Participants were asked about their willingness to receive a COVID-19 vaccine and their attitudes regarding COVID-19 vaccines at the baseline time point in February and at the final study survey in April 2021. At baseline, over two-thirds of those who reported they were unvaccinated indicated that they were willing or very willing to receive the COVID-19 vaccine once they became eligible (Figure 1, Table S2 in Multimedia Appendix 1). In comparison, in the final survey, among the 105 participants who reported not having received a dose of a COVID-19 vaccine, nearly 65% reported that they were willing or very willing to get vaccinated once they were able (Figure 1, Table S3 in Multimedia Appendix 1). All Massachusetts residents ≥16 years old have been eligible to receive the COVID-19 vaccine since April 19, 2021. However, in many areas, demand for vaccines exceeded supply, leading to delays in obtaining appointments [19]. Attitudes regarding the COVID-19 vaccine differed by race and ethnicity (Figure 1). In the baseline survey, 28% (8/28) of Black and 21% (6/29) of other non-White respondents reported they were unwilling or very unwilling to receive the COVID-19 vaccine, compared to only 13% (34/268) of White respondents. Among Hispanic/Latinx individuals, 40% (12/40) reported they were unwilling or very unwilling to receive the COVID-19 vaccine compared to 11% (39/300) of non-Hispanic/Latinx respondents.

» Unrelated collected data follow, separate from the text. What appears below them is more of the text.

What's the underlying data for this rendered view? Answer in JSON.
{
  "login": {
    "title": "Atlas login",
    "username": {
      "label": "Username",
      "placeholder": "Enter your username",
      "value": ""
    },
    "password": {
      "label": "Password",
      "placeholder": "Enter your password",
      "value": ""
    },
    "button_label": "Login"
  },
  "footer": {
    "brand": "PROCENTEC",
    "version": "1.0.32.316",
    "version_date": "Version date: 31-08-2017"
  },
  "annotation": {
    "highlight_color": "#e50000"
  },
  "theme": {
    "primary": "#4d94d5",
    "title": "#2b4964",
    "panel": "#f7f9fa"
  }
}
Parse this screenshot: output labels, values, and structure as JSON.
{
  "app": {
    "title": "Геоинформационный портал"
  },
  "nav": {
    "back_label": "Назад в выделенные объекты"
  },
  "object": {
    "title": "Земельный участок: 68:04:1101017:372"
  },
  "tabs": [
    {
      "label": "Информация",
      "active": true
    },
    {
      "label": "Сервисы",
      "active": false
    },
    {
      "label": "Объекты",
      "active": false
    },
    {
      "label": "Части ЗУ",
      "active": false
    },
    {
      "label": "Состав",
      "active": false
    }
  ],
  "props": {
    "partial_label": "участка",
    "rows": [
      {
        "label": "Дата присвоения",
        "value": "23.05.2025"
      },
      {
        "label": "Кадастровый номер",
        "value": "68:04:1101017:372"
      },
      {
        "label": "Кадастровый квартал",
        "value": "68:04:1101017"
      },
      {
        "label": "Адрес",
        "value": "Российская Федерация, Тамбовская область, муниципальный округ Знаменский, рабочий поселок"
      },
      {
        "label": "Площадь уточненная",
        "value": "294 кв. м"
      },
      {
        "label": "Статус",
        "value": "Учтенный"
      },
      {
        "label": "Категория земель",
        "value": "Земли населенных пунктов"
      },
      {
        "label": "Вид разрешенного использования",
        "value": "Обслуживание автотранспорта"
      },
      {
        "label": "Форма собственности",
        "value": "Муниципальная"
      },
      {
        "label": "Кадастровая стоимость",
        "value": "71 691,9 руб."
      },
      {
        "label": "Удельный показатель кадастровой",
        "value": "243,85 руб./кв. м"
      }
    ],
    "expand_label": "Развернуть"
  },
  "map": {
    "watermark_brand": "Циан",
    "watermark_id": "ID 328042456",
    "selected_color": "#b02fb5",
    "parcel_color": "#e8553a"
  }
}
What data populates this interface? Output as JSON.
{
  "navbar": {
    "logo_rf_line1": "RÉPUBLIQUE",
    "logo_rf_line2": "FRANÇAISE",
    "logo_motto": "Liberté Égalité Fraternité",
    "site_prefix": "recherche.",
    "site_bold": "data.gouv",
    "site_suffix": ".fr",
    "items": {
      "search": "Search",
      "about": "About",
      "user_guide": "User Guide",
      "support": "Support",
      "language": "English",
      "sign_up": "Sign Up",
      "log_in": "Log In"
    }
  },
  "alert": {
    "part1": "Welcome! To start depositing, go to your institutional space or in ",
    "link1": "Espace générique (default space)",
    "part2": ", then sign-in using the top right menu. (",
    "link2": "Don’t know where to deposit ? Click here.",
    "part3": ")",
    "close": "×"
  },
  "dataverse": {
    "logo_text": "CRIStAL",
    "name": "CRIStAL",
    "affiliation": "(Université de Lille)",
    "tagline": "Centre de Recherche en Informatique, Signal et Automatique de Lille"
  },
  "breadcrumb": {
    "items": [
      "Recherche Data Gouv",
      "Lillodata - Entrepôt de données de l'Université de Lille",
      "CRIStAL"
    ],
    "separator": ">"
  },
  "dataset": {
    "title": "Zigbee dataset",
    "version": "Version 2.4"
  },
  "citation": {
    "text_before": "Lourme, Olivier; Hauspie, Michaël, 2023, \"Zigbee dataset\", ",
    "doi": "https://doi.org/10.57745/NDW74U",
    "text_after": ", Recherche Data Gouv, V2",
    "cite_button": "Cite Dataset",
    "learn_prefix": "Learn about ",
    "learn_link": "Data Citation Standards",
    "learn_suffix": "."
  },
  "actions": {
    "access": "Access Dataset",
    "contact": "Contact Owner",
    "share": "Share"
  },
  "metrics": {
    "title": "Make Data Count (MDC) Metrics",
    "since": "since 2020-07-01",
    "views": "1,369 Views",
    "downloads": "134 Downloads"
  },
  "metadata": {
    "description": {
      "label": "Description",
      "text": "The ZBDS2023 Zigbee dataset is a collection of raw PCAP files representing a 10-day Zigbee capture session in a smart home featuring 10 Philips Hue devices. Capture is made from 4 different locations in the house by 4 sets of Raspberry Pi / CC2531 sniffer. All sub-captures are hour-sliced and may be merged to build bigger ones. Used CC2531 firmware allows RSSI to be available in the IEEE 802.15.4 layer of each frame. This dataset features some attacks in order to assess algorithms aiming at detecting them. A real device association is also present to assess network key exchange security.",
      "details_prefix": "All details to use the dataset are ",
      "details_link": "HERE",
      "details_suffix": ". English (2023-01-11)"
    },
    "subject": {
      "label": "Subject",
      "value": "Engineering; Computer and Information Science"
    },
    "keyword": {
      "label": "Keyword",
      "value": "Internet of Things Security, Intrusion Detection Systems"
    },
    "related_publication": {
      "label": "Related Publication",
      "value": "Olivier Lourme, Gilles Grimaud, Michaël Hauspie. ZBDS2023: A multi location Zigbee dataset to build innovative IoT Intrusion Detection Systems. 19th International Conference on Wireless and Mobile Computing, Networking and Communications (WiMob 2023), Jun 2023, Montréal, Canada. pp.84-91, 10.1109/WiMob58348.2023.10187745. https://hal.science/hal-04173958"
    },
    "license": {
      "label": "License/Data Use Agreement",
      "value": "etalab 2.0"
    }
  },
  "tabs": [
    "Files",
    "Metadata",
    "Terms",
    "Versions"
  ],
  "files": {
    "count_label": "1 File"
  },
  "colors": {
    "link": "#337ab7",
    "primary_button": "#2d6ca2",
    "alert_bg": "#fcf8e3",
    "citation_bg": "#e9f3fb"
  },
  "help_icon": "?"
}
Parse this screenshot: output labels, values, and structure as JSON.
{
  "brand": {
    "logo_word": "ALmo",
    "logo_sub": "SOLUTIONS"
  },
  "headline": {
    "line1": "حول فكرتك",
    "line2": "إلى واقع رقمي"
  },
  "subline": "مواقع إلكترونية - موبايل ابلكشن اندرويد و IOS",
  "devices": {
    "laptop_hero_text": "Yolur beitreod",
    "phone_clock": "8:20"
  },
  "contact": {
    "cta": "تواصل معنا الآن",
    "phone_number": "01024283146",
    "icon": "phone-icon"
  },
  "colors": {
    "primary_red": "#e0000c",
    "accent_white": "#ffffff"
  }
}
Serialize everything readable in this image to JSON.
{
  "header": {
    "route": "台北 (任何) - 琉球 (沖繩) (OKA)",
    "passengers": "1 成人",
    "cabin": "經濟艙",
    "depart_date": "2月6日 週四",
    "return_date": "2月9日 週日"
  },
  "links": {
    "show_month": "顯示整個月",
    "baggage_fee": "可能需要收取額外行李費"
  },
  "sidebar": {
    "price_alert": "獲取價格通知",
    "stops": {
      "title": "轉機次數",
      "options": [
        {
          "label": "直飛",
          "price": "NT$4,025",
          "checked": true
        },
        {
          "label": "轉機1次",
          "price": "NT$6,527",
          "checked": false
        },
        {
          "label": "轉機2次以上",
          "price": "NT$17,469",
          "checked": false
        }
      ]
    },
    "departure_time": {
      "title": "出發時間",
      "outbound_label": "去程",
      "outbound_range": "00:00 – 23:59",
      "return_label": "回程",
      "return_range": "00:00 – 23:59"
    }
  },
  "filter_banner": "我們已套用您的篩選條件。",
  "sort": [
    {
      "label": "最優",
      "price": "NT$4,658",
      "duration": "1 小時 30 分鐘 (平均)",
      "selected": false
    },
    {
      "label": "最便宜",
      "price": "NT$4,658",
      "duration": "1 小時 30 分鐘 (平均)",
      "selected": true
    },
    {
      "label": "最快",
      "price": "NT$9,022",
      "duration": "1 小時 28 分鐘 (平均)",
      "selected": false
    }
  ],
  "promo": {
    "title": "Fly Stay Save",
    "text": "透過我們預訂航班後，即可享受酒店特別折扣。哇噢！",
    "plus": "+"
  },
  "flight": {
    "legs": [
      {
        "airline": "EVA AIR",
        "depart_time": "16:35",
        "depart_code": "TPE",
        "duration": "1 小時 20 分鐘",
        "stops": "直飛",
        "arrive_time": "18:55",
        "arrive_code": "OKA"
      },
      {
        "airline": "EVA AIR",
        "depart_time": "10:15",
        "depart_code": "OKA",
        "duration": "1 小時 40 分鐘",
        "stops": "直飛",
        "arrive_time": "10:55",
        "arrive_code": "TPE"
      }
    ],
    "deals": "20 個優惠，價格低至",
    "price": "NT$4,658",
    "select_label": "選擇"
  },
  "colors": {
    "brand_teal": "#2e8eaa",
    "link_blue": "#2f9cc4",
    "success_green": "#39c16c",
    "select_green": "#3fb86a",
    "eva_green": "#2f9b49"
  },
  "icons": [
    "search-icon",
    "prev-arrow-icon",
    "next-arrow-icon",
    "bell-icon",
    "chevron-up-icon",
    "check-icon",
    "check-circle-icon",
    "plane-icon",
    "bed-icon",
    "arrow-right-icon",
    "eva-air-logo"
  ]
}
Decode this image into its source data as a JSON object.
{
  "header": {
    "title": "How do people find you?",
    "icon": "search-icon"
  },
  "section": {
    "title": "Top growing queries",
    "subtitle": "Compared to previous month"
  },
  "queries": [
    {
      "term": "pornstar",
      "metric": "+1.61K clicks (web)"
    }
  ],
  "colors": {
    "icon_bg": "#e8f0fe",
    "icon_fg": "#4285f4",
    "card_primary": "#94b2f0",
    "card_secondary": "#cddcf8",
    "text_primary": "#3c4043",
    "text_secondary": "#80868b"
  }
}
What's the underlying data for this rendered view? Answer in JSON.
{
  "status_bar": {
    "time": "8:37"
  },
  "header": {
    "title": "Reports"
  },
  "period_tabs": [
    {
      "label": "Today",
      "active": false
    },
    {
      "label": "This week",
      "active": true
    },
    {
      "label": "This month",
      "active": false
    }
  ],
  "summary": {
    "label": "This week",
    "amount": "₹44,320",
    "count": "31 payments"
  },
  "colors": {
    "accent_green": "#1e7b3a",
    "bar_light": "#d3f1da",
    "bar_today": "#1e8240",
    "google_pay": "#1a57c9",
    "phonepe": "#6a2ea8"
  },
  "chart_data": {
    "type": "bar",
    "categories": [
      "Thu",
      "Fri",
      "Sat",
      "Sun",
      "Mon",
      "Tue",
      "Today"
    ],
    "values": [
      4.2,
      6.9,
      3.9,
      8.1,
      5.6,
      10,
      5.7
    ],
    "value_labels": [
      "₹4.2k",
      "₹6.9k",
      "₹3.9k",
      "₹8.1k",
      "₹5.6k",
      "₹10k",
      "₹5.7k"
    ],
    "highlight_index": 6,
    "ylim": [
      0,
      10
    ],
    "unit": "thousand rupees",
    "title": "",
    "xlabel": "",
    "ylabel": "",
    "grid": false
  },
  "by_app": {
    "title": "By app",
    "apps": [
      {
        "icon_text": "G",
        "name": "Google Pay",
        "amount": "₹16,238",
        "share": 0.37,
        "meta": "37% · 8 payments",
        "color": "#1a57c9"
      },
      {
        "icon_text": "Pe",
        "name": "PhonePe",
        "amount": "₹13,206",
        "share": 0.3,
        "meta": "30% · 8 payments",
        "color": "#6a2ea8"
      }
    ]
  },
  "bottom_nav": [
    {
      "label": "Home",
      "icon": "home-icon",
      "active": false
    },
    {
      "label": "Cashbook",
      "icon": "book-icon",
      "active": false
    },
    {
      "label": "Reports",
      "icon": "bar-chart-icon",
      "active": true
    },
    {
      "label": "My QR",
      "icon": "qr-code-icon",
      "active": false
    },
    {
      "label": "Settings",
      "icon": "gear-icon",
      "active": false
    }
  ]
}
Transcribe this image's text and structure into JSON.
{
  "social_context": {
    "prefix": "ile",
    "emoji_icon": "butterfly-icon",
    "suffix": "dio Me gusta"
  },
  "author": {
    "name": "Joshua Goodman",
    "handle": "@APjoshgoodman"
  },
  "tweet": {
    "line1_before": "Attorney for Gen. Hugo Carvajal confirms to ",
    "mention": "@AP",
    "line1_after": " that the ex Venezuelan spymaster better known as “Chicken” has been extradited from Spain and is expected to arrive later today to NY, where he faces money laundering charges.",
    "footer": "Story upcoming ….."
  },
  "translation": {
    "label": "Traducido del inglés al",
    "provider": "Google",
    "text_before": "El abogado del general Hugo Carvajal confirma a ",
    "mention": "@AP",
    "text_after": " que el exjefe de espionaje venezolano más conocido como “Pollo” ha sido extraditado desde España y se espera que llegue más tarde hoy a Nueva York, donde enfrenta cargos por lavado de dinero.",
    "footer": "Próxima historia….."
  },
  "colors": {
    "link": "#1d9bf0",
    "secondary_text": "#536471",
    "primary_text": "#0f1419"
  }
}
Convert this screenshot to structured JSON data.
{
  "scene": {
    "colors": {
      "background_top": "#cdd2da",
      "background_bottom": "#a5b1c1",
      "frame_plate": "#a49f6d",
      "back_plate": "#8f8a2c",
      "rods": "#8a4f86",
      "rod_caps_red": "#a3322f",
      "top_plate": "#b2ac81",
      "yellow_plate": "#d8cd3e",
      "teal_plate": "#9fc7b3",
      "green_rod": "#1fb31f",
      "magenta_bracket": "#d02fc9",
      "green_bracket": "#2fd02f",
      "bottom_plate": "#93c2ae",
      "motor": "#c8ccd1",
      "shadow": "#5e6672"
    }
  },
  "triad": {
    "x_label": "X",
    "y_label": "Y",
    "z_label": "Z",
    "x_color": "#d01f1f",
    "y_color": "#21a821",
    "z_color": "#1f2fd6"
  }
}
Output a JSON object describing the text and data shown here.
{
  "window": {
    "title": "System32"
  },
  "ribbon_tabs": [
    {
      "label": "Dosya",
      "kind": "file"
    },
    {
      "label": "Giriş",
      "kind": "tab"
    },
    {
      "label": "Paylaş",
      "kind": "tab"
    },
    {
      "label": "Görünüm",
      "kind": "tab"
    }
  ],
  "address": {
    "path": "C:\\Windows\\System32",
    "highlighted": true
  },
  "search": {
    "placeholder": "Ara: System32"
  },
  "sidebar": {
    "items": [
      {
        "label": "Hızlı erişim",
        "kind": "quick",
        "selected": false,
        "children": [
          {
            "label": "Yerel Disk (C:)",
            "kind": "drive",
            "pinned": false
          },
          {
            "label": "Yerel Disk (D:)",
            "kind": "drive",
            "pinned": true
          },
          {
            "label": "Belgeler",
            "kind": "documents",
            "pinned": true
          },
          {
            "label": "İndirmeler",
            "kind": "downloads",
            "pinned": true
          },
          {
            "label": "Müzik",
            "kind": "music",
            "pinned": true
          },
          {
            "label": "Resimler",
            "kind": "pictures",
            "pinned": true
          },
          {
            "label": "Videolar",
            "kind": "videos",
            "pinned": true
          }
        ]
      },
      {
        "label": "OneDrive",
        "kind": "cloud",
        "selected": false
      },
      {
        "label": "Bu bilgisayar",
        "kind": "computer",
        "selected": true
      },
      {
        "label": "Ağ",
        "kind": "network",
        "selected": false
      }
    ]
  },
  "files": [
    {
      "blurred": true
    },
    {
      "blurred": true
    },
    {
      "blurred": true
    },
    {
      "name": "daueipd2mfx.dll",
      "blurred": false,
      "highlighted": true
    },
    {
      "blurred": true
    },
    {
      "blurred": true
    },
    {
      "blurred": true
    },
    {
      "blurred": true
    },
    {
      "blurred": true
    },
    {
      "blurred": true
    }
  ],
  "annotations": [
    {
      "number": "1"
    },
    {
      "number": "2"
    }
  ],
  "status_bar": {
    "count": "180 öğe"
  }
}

Figure 1. Percentage of participants who self-reported they are unlikely to receive a COVID-19 vaccine. Only those who were unvaccinated at each time point were asked this question (N=341 for time point 1 and N=105 for time point 2). HCW: health care worker.
View this figure

Participants were also asked about their perceptions of the speed with which the COVID-19 vaccines were granted Emergency Use Authorization by the US Food and Drug Administration. In the baseline survey, 30.4% (137/451) of participants believed the COVID-19 vaccine was approved too quickly (Figure 2, Table S2 in Multimedia Appendix 1). These perceptions differed across racial and ethnic groups: 29% (104/363) of White, 50.0% (15/30) of Black, 37.8% (14/37) of other non-White respondents, and 53.8% (29/52) of Hispanic/Latinx participants believed the COVID-19 vaccine was approved too quickly. In the April survey, 25.1% (95/365) of respondents believed the COVID-19 vaccines were approved too quickly. By race and ethnicity, about 23.3% (74/318) of White, 43% (9/21) of Black, 34.6% (9/26) of other non-White, and 37.8% (14/37) of non-Hispanic/Latinx participants believed the COVID-19 vaccine was approved too quickly in the April survey.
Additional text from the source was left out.